O primeiro período de câmbio fixo se refere ao regime de Bretton-Woods, segundo o qual os países deveriam manter taxas de câmbio fixas, porém ajustáveis, em relação ao dólar. No caso brasileiro, a combinação de câmbio fixo com a inflação cronicamente elevada que os governos se recusavam a combater, acabou reforçando tendências protecionistas pré-existentes, bem como a adoção, na prática, de um regime de taxas múltiplas de câmbio – tudo sob o modelo de industrialização por substituição de importações. A formação de Pastore se deu nesse ambiente intelectual, que felizmente não o contaminou. Sua tese de doutorado foi sobre a reação da produção agrícola brasileira aos preços e demonstrou, com o apoio empírico que os chamados desenvolvimentistas não costumam apreciar, algo que, olhando hoje, parece evidente, mas que era questionado na época: o agro brasileiro é racional e responde a preços de forma esperada.

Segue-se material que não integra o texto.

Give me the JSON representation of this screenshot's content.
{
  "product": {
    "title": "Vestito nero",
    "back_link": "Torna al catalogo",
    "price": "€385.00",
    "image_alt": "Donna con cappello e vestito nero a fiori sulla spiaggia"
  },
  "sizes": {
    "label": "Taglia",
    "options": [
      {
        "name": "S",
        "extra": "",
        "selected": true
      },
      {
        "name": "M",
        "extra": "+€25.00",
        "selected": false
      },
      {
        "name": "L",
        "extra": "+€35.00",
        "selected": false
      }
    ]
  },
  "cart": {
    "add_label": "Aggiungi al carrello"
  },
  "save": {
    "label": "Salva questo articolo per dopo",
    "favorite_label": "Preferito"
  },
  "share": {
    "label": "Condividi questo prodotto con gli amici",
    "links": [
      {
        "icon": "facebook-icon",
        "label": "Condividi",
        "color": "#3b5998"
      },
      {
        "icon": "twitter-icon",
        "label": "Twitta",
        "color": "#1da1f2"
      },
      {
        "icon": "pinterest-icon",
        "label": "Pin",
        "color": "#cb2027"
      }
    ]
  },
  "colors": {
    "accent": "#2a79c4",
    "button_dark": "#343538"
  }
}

O segundo, muitos anos depois, foi o período de câmbio fixo, porém deslizante, durante a fase inicial do Plano Real – 1995 a 1999. Pastore entendia que o câmbio fixo permitiria uma desinflação mais rápida e menos custosa em termos de atividade econômica do que uma mudança imediata para uma âncora monetária. No entanto, ele também observava que essa estratégia criava risco de sobrevalorização cambial e vulnerabilidade para choques e contágio externo. E, Pastore ressalta, tais riscos e vulnerabilidades seriam tanto maiores, quanto menos contida fosse a política fiscal – o livro mostra que no país a responsabilidade pela estabilização, dado o histórico fiscal expansionista, tem recaído de forma desproporcional sobre a política monetária e o Banco Central (BC).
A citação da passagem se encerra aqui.